Per questo è stata salutata con molto entusiasmo l’incontro sulla natalità che si è svolto a Roma. E Papa Bergoglio e  la Presidente del Consiglio Giorgia Meloni bene hanno fatto ad essere stati ospiti della giornata conclusiva degli Stati Generali della Natalità. Insieme sul palco dell’Auditorium della Conciliazione hanno parlato di famiglia. 

Anche se non dobbiamo dimenticare che tutto quello che si farà da oggi in poi avrà effetto soltanto, per esempio sul mercato del lavoro, fra diciotto- vent’anni. E che il prossimo futuro demografico, quello più vicino a noi, è stato già scritto.  

La mancanza di figli stimola psicologi e sociologi a cercare le motivazioni profonde di un processo che riguarda in generale tutte le popolazioni che, laddove raggiungono livelli economici più avanzati e tenore di vita più confortevoli,  sono portati a diminuire il numero di figli, o a non averne  addirittura. 

D’altra parte qualcuno dice che oggi avere figli è un privilegio di chi se lo può permettere, considerato che una filiazione consapevole prevede un impegno, non solo economico, estremamente rilevante. Ma se l’Italia nel suo complesso piange il Sud è in un affanno più grande. 

L’inverno demografico che colpisce l’Italia, e non ci si deve stupire che sia diventato il Paese a più basso indice di natalità in Europa, riguarda oggi soprattutto il Sud. E i dati sono a dir poco allarmanti. Il  decremento è di -6,3 per mille residenti a fronte di -2,6 per mille al Centro e di -0,9 del Nord. Evidentemente su questi dati vi è l’influenza dell’emigrazione economica verso le realtà settentrionali. 

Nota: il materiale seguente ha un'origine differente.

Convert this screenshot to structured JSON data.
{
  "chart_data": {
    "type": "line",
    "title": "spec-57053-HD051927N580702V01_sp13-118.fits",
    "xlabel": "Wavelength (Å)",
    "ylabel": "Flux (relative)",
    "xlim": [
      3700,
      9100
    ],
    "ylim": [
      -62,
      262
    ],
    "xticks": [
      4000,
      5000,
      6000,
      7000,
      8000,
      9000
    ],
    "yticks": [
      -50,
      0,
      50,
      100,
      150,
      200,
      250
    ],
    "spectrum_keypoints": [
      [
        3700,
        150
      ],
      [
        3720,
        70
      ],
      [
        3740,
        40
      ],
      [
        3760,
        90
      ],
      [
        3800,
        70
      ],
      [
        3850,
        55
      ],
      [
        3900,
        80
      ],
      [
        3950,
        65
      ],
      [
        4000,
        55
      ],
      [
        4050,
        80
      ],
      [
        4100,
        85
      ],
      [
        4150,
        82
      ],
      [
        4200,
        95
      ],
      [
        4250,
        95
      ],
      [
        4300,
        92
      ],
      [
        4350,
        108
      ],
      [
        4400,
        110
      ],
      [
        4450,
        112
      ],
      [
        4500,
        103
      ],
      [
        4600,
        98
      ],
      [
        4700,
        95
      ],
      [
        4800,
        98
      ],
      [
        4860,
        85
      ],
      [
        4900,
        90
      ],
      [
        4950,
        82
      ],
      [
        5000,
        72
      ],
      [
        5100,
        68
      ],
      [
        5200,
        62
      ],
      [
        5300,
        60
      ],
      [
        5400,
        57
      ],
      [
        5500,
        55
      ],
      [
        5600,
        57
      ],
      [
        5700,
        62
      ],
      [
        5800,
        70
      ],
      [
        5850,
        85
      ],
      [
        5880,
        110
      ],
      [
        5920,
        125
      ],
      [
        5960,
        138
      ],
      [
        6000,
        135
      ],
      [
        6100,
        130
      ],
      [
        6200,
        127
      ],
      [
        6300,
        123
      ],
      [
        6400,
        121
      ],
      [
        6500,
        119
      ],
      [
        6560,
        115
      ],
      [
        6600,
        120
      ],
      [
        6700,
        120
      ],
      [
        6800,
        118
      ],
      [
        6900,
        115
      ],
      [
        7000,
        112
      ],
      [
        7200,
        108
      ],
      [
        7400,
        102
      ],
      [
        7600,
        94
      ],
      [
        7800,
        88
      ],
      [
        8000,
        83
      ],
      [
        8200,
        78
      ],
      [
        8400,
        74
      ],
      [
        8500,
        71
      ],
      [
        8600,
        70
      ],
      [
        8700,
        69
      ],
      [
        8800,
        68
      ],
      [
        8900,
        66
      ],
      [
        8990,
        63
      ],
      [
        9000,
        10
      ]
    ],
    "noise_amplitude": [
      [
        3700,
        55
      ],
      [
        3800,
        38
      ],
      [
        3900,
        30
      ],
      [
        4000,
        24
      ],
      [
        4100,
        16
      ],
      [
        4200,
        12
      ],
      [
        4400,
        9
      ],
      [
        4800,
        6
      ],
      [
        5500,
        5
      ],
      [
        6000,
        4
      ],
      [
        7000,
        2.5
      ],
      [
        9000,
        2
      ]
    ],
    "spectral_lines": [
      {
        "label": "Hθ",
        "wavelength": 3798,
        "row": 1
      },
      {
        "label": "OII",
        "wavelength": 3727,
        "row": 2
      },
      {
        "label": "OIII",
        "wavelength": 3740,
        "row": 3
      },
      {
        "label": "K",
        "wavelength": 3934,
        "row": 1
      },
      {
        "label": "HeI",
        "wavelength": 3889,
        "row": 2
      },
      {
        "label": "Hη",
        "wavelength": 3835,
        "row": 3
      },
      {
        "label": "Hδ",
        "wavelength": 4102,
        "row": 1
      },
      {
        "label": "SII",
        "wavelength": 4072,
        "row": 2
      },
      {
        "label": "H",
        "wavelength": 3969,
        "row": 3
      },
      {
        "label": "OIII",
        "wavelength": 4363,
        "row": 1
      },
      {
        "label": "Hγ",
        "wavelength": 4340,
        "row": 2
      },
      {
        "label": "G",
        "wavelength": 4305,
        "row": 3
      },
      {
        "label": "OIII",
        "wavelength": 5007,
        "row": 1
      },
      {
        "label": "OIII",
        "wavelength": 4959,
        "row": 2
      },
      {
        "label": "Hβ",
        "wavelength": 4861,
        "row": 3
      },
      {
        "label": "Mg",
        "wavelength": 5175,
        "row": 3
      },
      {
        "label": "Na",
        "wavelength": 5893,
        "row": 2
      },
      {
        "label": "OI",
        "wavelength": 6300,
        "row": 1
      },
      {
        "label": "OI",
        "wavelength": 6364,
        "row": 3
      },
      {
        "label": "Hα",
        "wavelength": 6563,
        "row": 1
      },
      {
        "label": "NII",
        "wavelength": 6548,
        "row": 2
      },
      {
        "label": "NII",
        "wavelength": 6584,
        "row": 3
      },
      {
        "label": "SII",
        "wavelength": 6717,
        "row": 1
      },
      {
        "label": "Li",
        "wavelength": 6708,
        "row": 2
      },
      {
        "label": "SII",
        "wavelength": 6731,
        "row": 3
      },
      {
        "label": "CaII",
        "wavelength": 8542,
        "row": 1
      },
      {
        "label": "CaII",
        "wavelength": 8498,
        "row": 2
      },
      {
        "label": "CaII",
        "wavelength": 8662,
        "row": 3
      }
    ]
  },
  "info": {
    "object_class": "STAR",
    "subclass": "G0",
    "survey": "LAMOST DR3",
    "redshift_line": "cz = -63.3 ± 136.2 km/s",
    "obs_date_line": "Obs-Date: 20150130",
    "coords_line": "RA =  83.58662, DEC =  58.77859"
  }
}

Le Regioni meridionali sono tutte nelle prime posizioni della classifica della perdita  della popolazione. Mettendo a confronto i dati relativi ai nuovi nati e ai deceduti la Basilicata  nel 2022 ha un tasso di natalità per mille abitanti di 6 e di mortalità di 13, il Molise 5,8 nati e 14,7 deceduti, Sardegna 4,90 contro 13 e Calabria 7,30 su 12,4 decessi. Arretra anche la Puglia con 6,7 nati su 11,4 morti, la Campania  con 7,9 nuovi nati e 10,9 decessi e la Sicilia con 7,6 nuovi nati e 12,3 decessi. 

È chiaro che su tale processo  incide molto la mancanza di servizi sociali. Il numero limitato di asili nido, che spesso non consentono alle donne di lavorare, i pochi sostegni alle madri, che in altri paesi come la Francia sono molto consistenti. Ma anche la mancanza di lavoro che fa sì che al massimo in una famiglia ci sia un componente che ha una occupazione. 

La maggior parte di coloro che fanno parte della non forza lavoro sono proprio donne, magari istruite, alle quali non viene dato alcuna opportunità di un lavoro che sia consono al loro livello sociale ed alla loro formazione. Tale evidenza fa riflettere ancor di più sulle conseguenze di uno sviluppo anomalo del nostro Paese, che registra un processo migratorio importante da una parte all’altra,  che certo non aiuta ne incoraggia coloro che vogliono formarsi una famiglia. E che spesso si trovano a dover emigrare in realtà nelle quali, oltre alla carenza di welfare pubblico, viene a mancare anche la rete di protezione sociale rappresentato dalla famiglia.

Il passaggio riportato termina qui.